A:  Ferrous sulfate, also called iron sulfate and copperas, is not a product that I would ever use as a soil amendment because of its harshness, and it might contain dangerous heavy metals. Use it for your concrete, but try to get as little of it in the soil as possible. Better products might be the Kemiko line of dyes and stains. They are designed specifically for staining concrete floors and other concrete applications.

Q:I want to plant smoke trees, Mexican oak, buckeye and coneflowers now. Where can I find them? Many nurseries have reduced their stock. 
R.L., Joshua

A:  You can check with any independent retail nursery in the Dallas area by calling and asking about availability, such as Rohde's Nursery in Garland, Walton's Garden Center in Dallas and the Greenery in Waxahachie. If a nursery does not have the plants you want in stock, the manager may be able to order the trees for you from regional wholesale growers.

Q: Last year, one of the large trees in the field fell over, and they decided to burn it to get rid of it. My aunt told me that when the tree was burned down to the ground, they mixed some of the ashes into their garden soil. They had a great garden and grew a lot. If I collect a lot of limbs and burned them in my grill, would it be safe to mix the ash into my garden? C.C., Hurst

A:  I put ashes in my compost pile and mix them with the carbon products of fall leaves, spent plants and scraps from the kitchen.
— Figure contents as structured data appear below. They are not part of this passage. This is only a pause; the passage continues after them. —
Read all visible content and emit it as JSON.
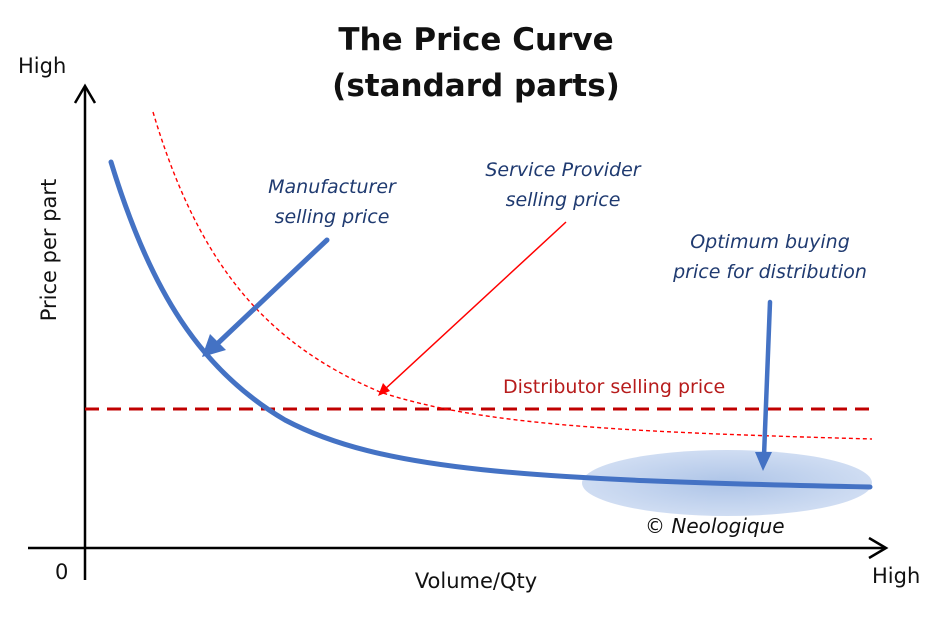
{
  "title": {
    "line1": "The Price Curve",
    "line2": "(standard parts)"
  },
  "axes": {
    "y_high": "High",
    "y_title": "Price per part",
    "origin": "0",
    "x_title": "Volume/Qty",
    "x_high": "High"
  },
  "annotations": {
    "manufacturer": {
      "line1": "Manufacturer",
      "line2": "selling price"
    },
    "service_provider": {
      "line1": "Service Provider",
      "line2": "selling price"
    },
    "optimum": {
      "line1": "Optimum buying",
      "line2": "price for distribution"
    },
    "distributor": "Distributor selling price",
    "copyright": "© Neologique"
  },
  "colors": {
    "manufacturer_curve": "#4472c4",
    "service_curve": "#ff0000",
    "distributor_line": "#c00000",
    "annotation_text": "#1f3a70",
    "optimum_region": "#a9c1e6"
  }
}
Only those gardeners with acidic, sandy soil should use the ashes directly on the soil.  Ashes are a concentration of mineral salts and a valuable source of potash. They contain from 1 to 10 percent potash and 1.5 percent phosphorus. They can be mixed with other fertilizing materials or side-dressed around growing plants in acid soils to make soil more alkaline. Apply about 5 to 10 pounds per 100 square feet.

They can be used in any soil if first mixed with organic matter and composted. Avoid using wood ashes around blueberries or other acid-loving plants, and don't use heavily - even in alkaline soils. Only wood ashes, and not coal ashes, should be used in the soil or compost. Wood ashes are also an effective tool in controlling slugs when dusted on problem areas.